Fontes por trás dos Evangelhos.
N.B. Esta página ainda não tem um “Inglês Simplificado” versão.
As traduções automáticas são baseadas no texto original em inglês. Eles podem incluir erros significativos.
o “Risco de Erro” avaliação da tradução é: ????
Introdução
Como observado anteriormente, não existe uma teoria simples baseada na cópia de um evangelho de outro que explique adequadamente as semelhanças e diferenças observáveis. Passamos agora a considerar a possibilidade de que todos os três evangelhos se basearam em uma fonte ou fontes mais antigas.. Como um aparte, isso incluirá uma discussão da teoria do documento perdido conhecido como ‘Q’ e o suposto ‘Evangelho dos Ditos’. O objetivo disto não é tentar resolver todas essas questões: mas para mostrar o que pode razoavelmente ser concluído a partir das evidências disponíveis quanto à autenticidade dos textos evangélicos.
Existiam outras fontes além dos evangelhos?
A introdução de Lucas ao seu evangelho, citado anteriormente, mostra claramente que mesmo na época em que ele escreveu (63-70 ANÚNCIO) 'muitos’ existiam contas diferentes. Isto claramente implica mais do que apenas os evangelhos de Marcos, Mateus ou João.
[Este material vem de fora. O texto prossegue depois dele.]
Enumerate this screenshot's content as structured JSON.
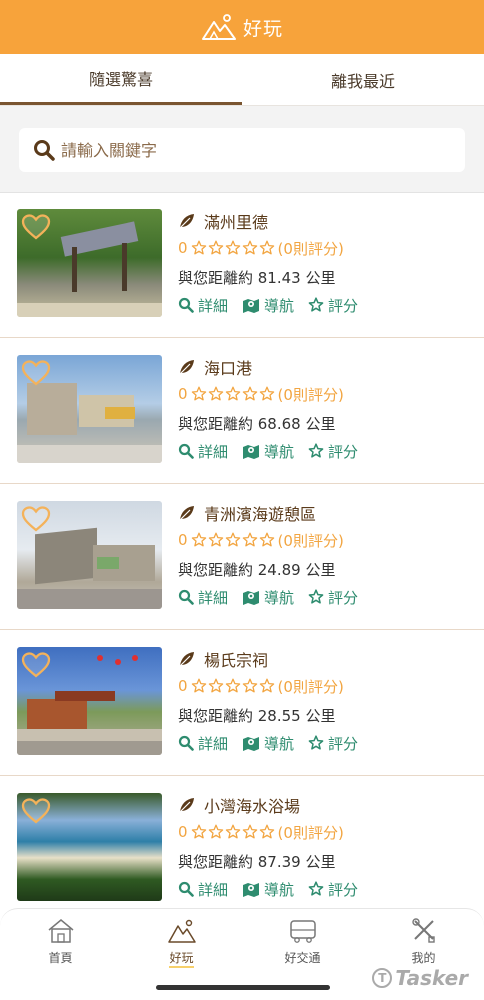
{
  "header": {
    "title": "好玩",
    "icon": "mountain-icon"
  },
  "tabs": [
    {
      "label": "隨選驚喜",
      "active": true
    },
    {
      "label": "離我最近",
      "active": false
    }
  ],
  "search": {
    "placeholder": "請輸入關鍵字",
    "value": ""
  },
  "items": [
    {
      "name": "滿州里德",
      "rating_value": "0",
      "rating_count": "(0則評分)",
      "stars": 0,
      "distance": "與您距離約 81.43 公里",
      "favorite": false
    },
    {
      "name": "海口港",
      "rating_value": "0",
      "rating_count": "(0則評分)",
      "stars": 0,
      "distance": "與您距離約 68.68 公里",
      "favorite": false
    },
    {
      "name": "青洲濱海遊憩區",
      "rating_value": "0",
      "rating_count": "(0則評分)",
      "stars": 0,
      "distance": "與您距離約 24.89 公里",
      "favorite": false
    },
    {
      "name": "楊氏宗祠",
      "rating_value": "0",
      "rating_count": "(0則評分)",
      "stars": 0,
      "distance": "與您距離約 28.55 公里",
      "favorite": false
    },
    {
      "name": "小灣海水浴場",
      "rating_value": "0",
      "rating_count": "(0則評分)",
      "stars": 0,
      "distance": "與您距離約 87.39 公里",
      "favorite": false
    }
  ],
  "actions": {
    "detail": "詳細",
    "navigate": "導航",
    "rate": "評分"
  },
  "bottom_nav": [
    {
      "label": "首頁",
      "icon": "home-icon",
      "active": false
    },
    {
      "label": "好玩",
      "icon": "mountain-icon",
      "active": true
    },
    {
      "label": "好交通",
      "icon": "bus-icon",
      "active": false
    },
    {
      "label": "我的",
      "icon": "tools-icon",
      "active": false
    }
  ],
  "watermark": "Tasker",
  "colors": {
    "accent": "#f7a33b",
    "brown": "#7a5530",
    "green": "#2e8c6f",
    "star": "#f2a541"
  }
}
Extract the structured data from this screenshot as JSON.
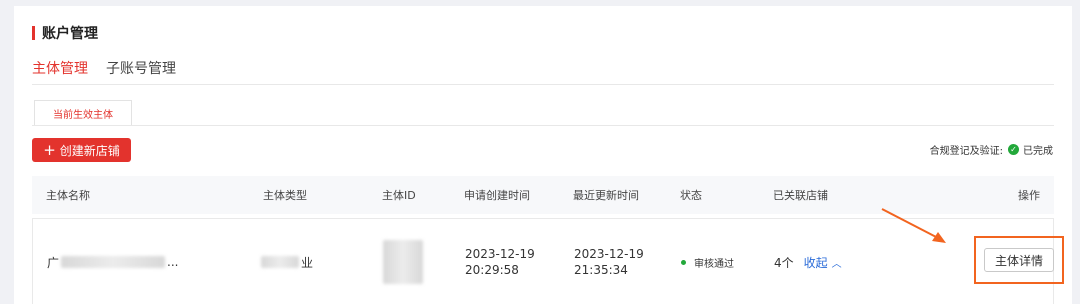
{
  "section": {
    "title": "账户管理"
  },
  "tabs": [
    {
      "label": "主体管理",
      "active": true
    },
    {
      "label": "子账号管理",
      "active": false
    }
  ],
  "subtab": {
    "label": "当前生效主体"
  },
  "toolbar": {
    "create_label": "创建新店铺",
    "compliance_label": "合规登记及验证:",
    "compliance_status": "已完成"
  },
  "table": {
    "headers": [
      "主体名称",
      "主体类型",
      "主体ID",
      "申请创建时间",
      "最近更新时间",
      "状态",
      "已关联店铺",
      "操作"
    ],
    "rows": [
      {
        "name_prefix": "广",
        "name_suffix": "...",
        "type_suffix": "业",
        "created_date": "2023-12-19",
        "created_time": "20:29:58",
        "updated_date": "2023-12-19",
        "updated_time": "21:35:34",
        "status": "审核通过",
        "shops": "4个",
        "collapse_label": "收起",
        "action_label": "主体详情"
      }
    ]
  },
  "colors": {
    "accent": "#e3332d",
    "success": "#22a83a",
    "link": "#2a6bd8",
    "highlight": "#f2641f"
  }
}
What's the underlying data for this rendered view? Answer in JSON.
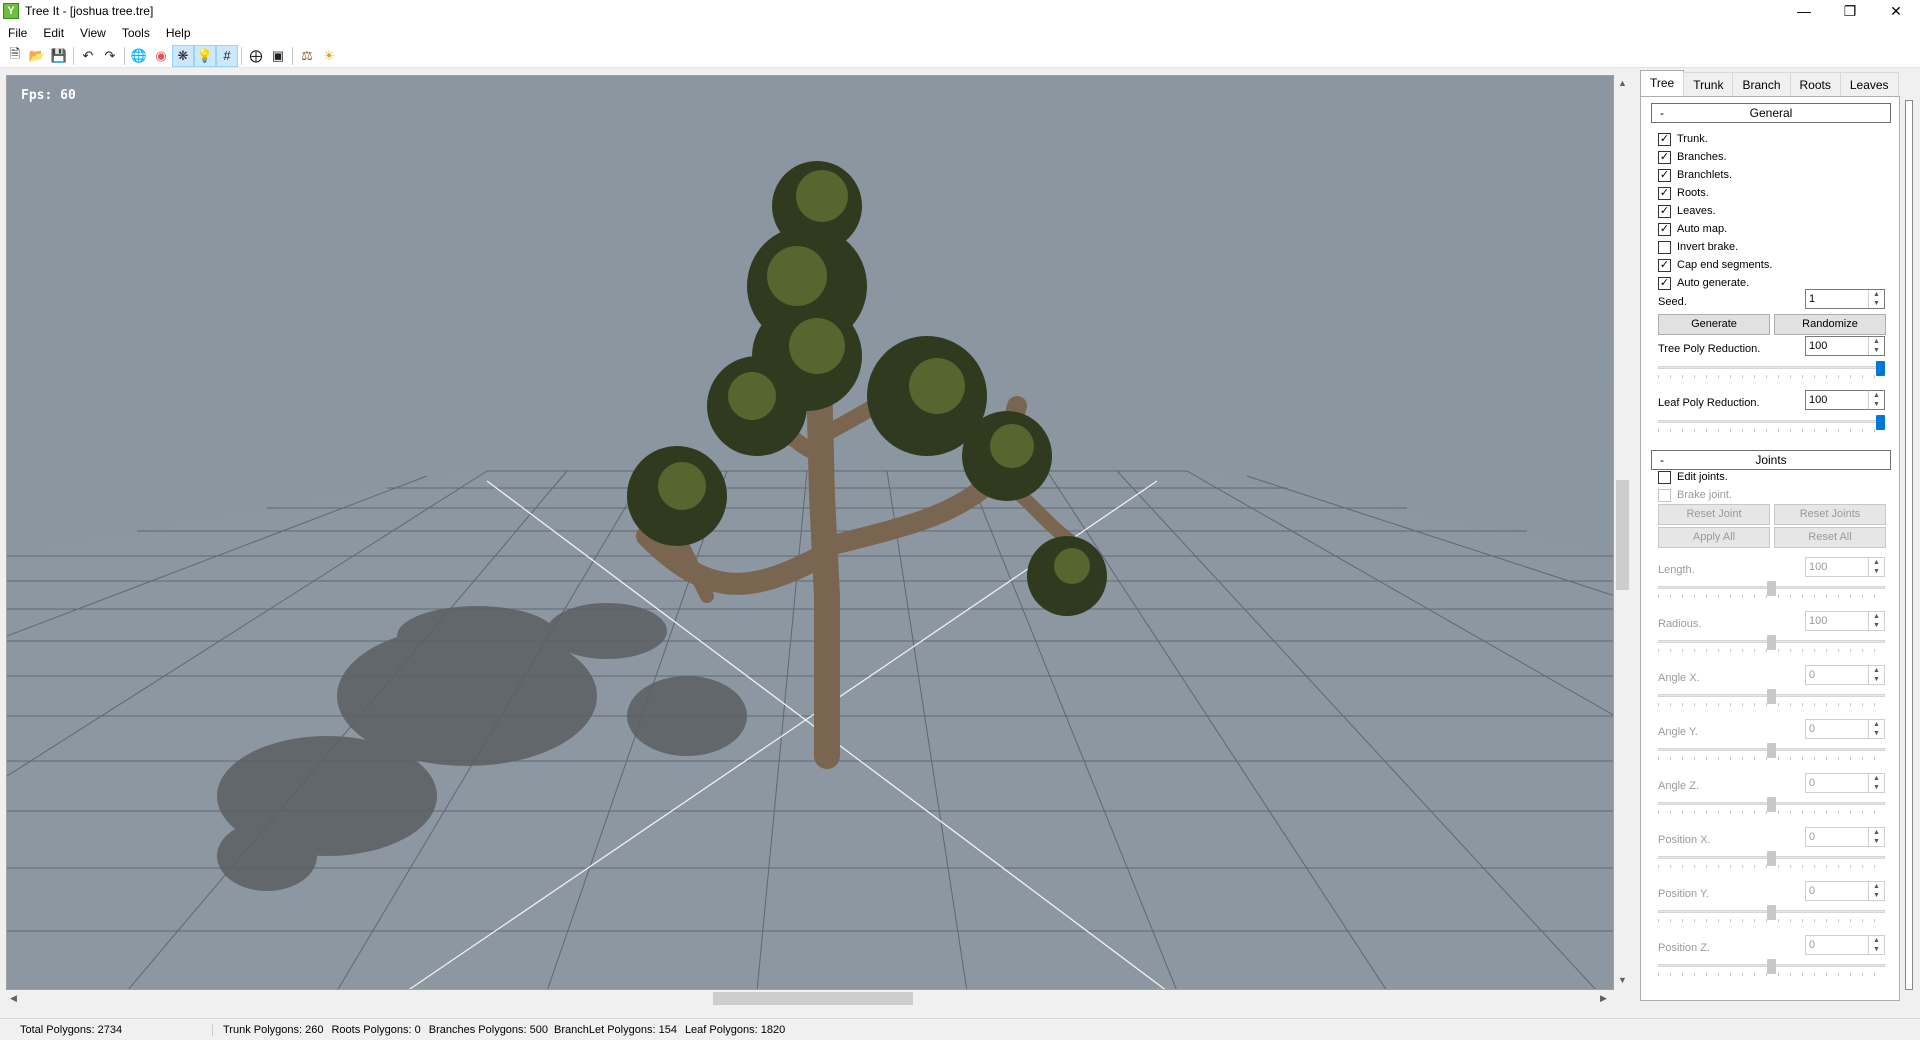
{
  "window": {
    "title": "Tree It - [joshua tree.tre]"
  },
  "menu": [
    "File",
    "Edit",
    "View",
    "Tools",
    "Help"
  ],
  "toolbar": {
    "icons": [
      "new-file-icon",
      "open-file-icon",
      "save-icon",
      "undo-icon",
      "redo-icon",
      "wireframe-icon",
      "color-icon",
      "texture-icon",
      "light-icon",
      "grid-icon",
      "center-icon",
      "fit-view-icon",
      "tree-icon",
      "sun-icon"
    ]
  },
  "viewport": {
    "fps_label": "Fps: 60",
    "background": "#8a95a0"
  },
  "tabs": [
    "Tree",
    "Trunk",
    "Branch",
    "Roots",
    "Leaves"
  ],
  "general": {
    "header": "General",
    "collapse": "-",
    "checkboxes": [
      {
        "label": "Trunk.",
        "checked": true
      },
      {
        "label": "Branches.",
        "checked": true
      },
      {
        "label": "Branchlets.",
        "checked": true
      },
      {
        "label": "Roots.",
        "checked": true
      },
      {
        "label": "Leaves.",
        "checked": true
      },
      {
        "label": "Auto map.",
        "checked": true
      },
      {
        "label": "Invert brake.",
        "checked": false
      },
      {
        "label": "Cap end segments.",
        "checked": true
      },
      {
        "label": "Auto generate.",
        "checked": true
      }
    ],
    "seed_label": "Seed.",
    "seed_value": "1",
    "generate_label": "Generate",
    "randomize_label": "Randomize",
    "tree_poly_label": "Tree Poly Reduction.",
    "tree_poly_value": "100",
    "tree_poly_level": 1.0,
    "leaf_poly_label": "Leaf Poly Reduction.",
    "leaf_poly_value": "100",
    "leaf_poly_level": 1.0
  },
  "joints": {
    "header": "Joints",
    "collapse": "-",
    "edit_joints": "Edit joints.",
    "brake_joint": "Brake joint.",
    "reset_joint": "Reset Joint",
    "reset_joints": "Reset Joints",
    "apply_all": "Apply All",
    "reset_all": "Reset All",
    "params": [
      {
        "label": "Length.",
        "value": "100",
        "level": 0.5
      },
      {
        "label": "Radious.",
        "value": "100",
        "level": 0.5
      },
      {
        "label": "Angle X.",
        "value": "0",
        "level": 0.5
      },
      {
        "label": "Angle Y.",
        "value": "0",
        "level": 0.5
      },
      {
        "label": "Angle Z.",
        "value": "0",
        "level": 0.5
      },
      {
        "label": "Position X.",
        "value": "0",
        "level": 0.5
      },
      {
        "label": "Position Y.",
        "value": "0",
        "level": 0.5
      },
      {
        "label": "Position Z.",
        "value": "0",
        "level": 0.5
      }
    ]
  },
  "status": {
    "total": "Total Polygons: 2734",
    "trunk": "Trunk Polygons: 260",
    "roots": "Roots Polygons: 0",
    "branches": "Branches Polygons: 500",
    "branchlet": "BranchLet Polygons: 154",
    "leaf": "Leaf Polygons:  1820"
  }
}
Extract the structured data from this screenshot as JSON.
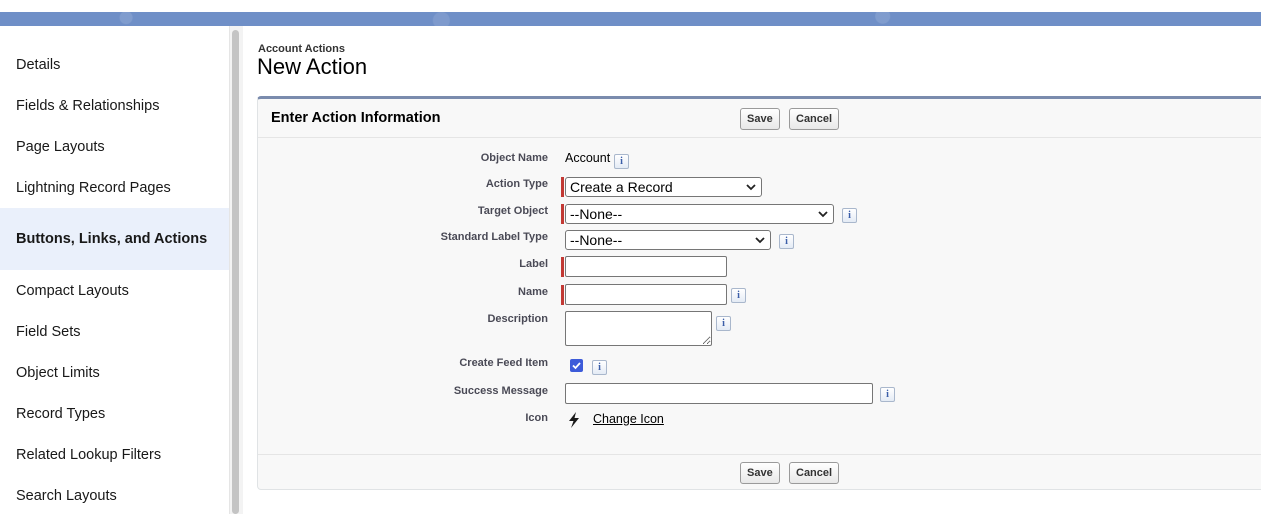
{
  "sidebar": {
    "items": [
      {
        "label": "Details"
      },
      {
        "label": "Fields & Relationships"
      },
      {
        "label": "Page Layouts"
      },
      {
        "label": "Lightning Record Pages"
      },
      {
        "label": "Buttons, Links, and Actions",
        "active": true
      },
      {
        "label": "Compact Layouts"
      },
      {
        "label": "Field Sets"
      },
      {
        "label": "Object Limits"
      },
      {
        "label": "Record Types"
      },
      {
        "label": "Related Lookup Filters"
      },
      {
        "label": "Search Layouts"
      }
    ]
  },
  "page": {
    "breadcrumb": "Account Actions",
    "title": "New Action"
  },
  "panel": {
    "title": "Enter Action Information",
    "save_label": "Save",
    "cancel_label": "Cancel"
  },
  "form": {
    "object_name": {
      "label": "Object Name",
      "value": "Account"
    },
    "action_type": {
      "label": "Action Type",
      "value": "Create a Record"
    },
    "target_object": {
      "label": "Target Object",
      "value": "--None--"
    },
    "standard_label_type": {
      "label": "Standard Label Type",
      "value": "--None--"
    },
    "label": {
      "label": "Label",
      "value": ""
    },
    "name": {
      "label": "Name",
      "value": ""
    },
    "description": {
      "label": "Description",
      "value": ""
    },
    "create_feed_item": {
      "label": "Create Feed Item",
      "checked": true
    },
    "success_message": {
      "label": "Success Message",
      "value": ""
    },
    "icon": {
      "label": "Icon",
      "icon_name": "lightning-bolt-icon",
      "link": "Change Icon"
    }
  },
  "info_glyph": "i",
  "colors": {
    "banner": "#6f8fc7",
    "required": "#c23934",
    "checkbox": "#3d5bd9",
    "active_nav": "#eaf0fb"
  }
}
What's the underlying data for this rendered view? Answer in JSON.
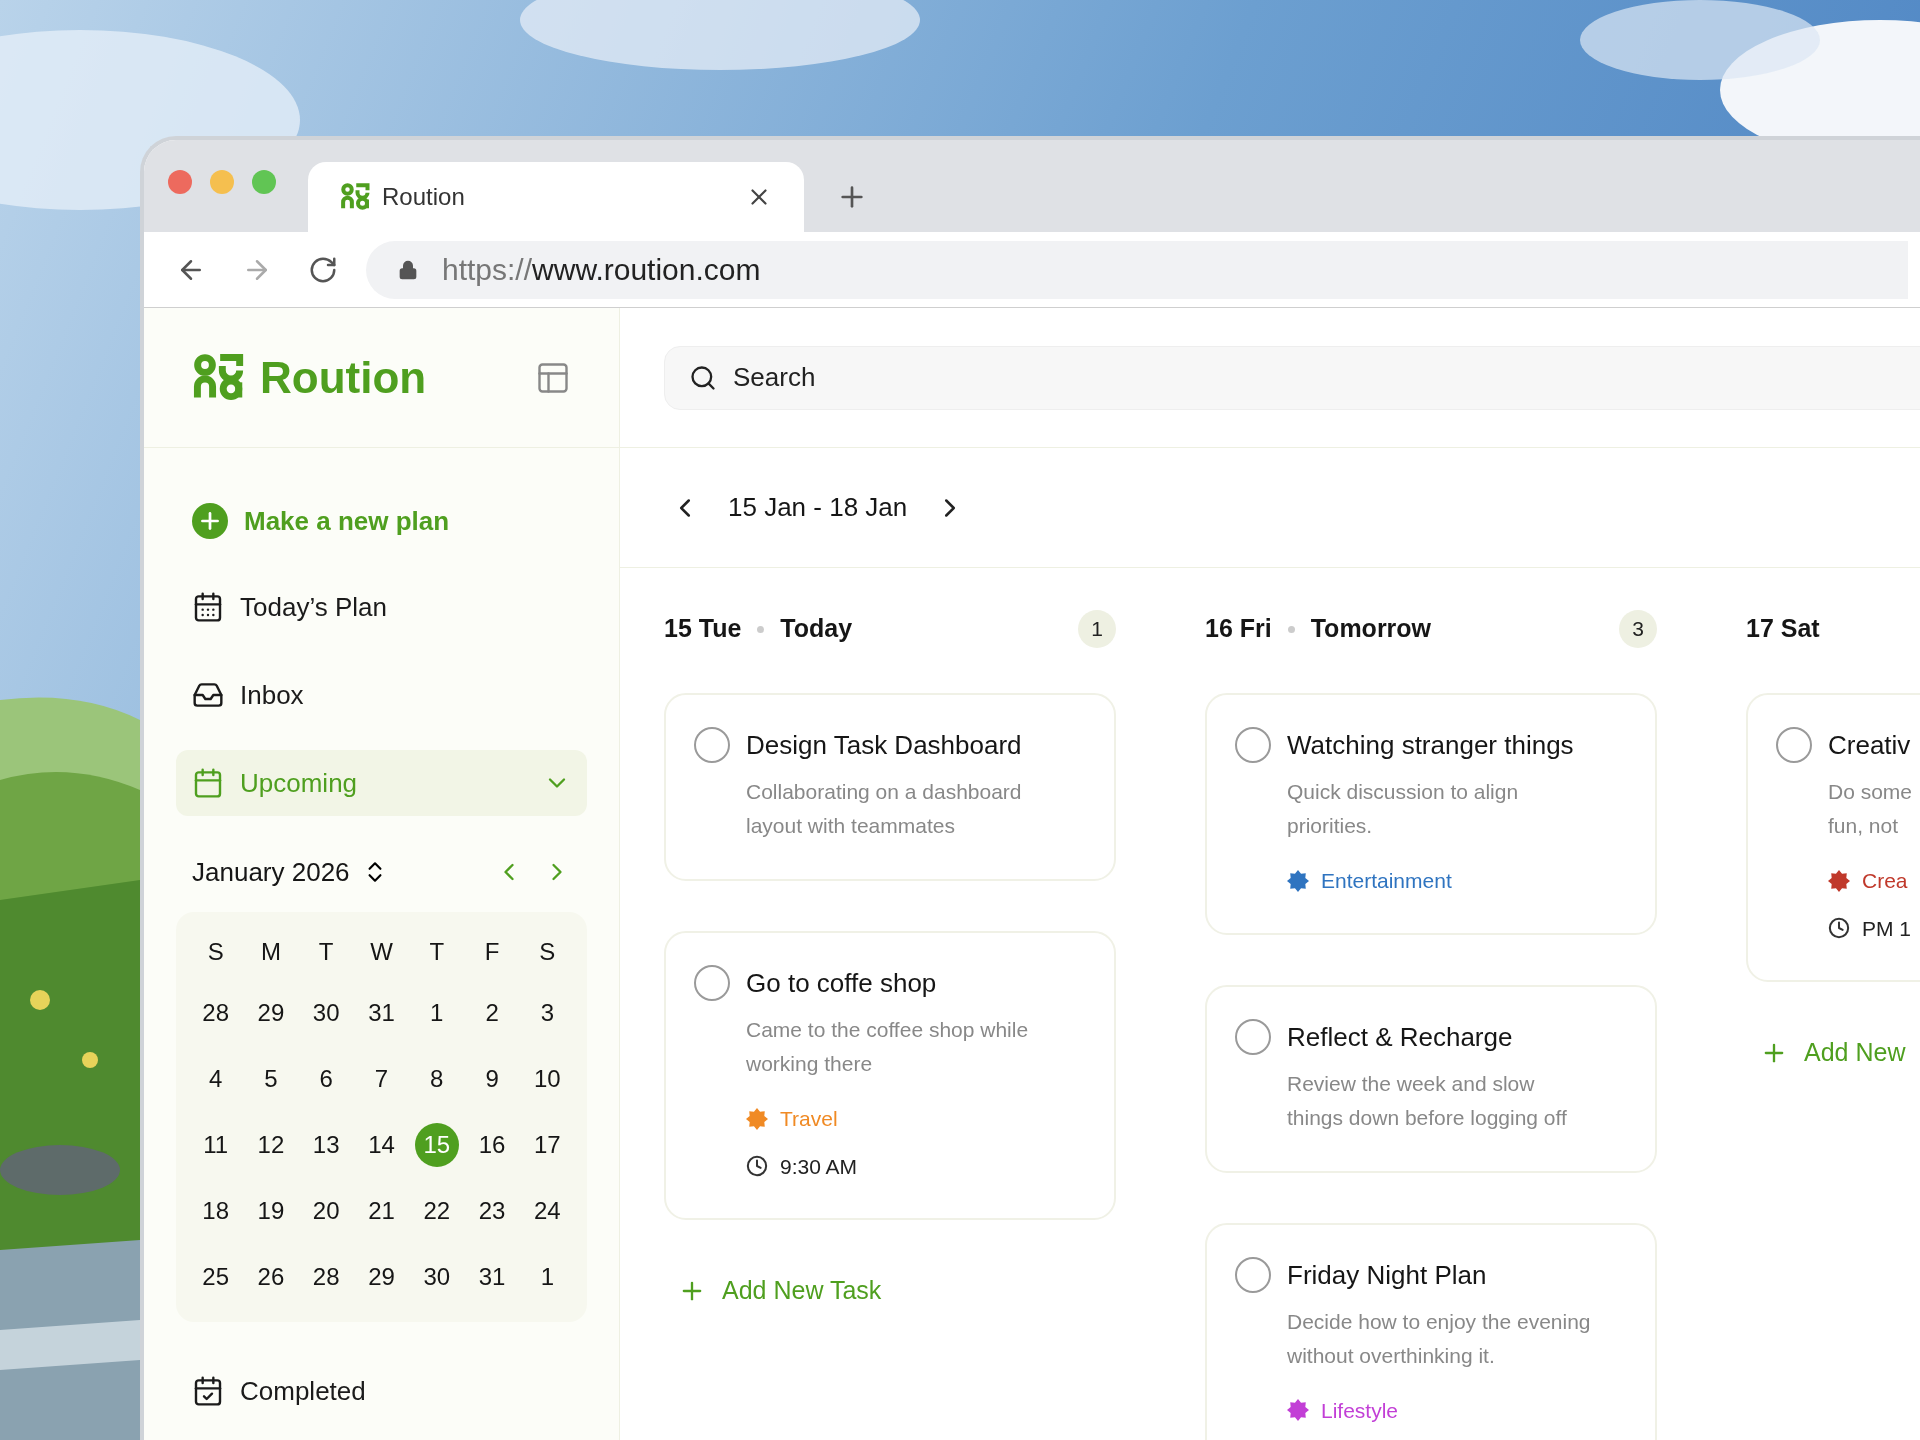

Mas embora existam outros evangelhos que são claramente de origem posterior (alguns dos quais são, no entanto, extremamente populares entre os proponentes de 'margens’ crenças), não há cópias restantes de tentativas anteriores.
Contudo, embora nenhum documento anterior tenha sobrevivido, muitas tentativas foram feitas para deduzir qual poderia ter sido seu conteúdo, baseado principalmente em comparações de passagens semelhantes nos evangelhos sinópticos.
'Q’ e o Evangelho dos provérbios
A mais conhecida delas é uma hipótese que pressupõe que passagens comuns a Mateus e Lucas, mas não Marcos, originam-se de um fonte perdida conhecida como ‘Q’. Isso ganhou tanta popularidade que muitos falam como se o documento realmente existisse; isso não acontece. As chamadas cópias de ‘Q’ são reconstruções recentes de seu suposto texto. É muito importante ter isso em mente; porque muitos críticos modernos citam 'Q’ como se fornecesse prova da maneira pela qual eles afirmam que os evangelhos foram adaptados de fontes anteriores. Mas desde ‘Q’ foi derivado usando suposições semelhantes, isso não prova nada além da possibilidade de que um documento semelhante, ou documentos, poderia existiram e foram usados como fonte.
Contudo, muitas dessas teorias vão muito além do que pode ser razoavelmente concluído nos domínios da pura conjectura. O mais conhecido deles é o chamado ‘Evangelho dos Provérbios’. Este é um suposto ‘original’ evangelho que foi derivado por um processo de extrapolação do 'Q’ texto, baseado em suposições não comprovadas e amplamente contestadas sobre o tipo de coisas que Jesus teria ou não feito e dito. (Por exemplo. afirma-se que Jesus não fez nenhum milagre, ou ensine sobre a ressurreição dos mortos, então tais passagens não podem ser originais, etc..)
O Evangelho de Tomé
Outro documento que é de particular interesse para os estudiosos, no entanto, é o Evangelho de Tomé, que pretende conter palavras secretas de Jesus. Embora seja posterior aos evangelhos sinópticos, e evidentemente adulterado, mostra evidências de ter tido acesso a uma fonte semelhante aos supostos textos pré-sinóticos. Isto o torna potencialmente útil para analistas textuais, mesmo que sua veracidade seja suspeita.. Contudo, vários críticos modernos procuraram novamente promover Thomas a uma posição mais elevada do que aquela que merece, aparentemente em um esforço para encontrar uma alternativa ao testemunho dos textos sinópticos.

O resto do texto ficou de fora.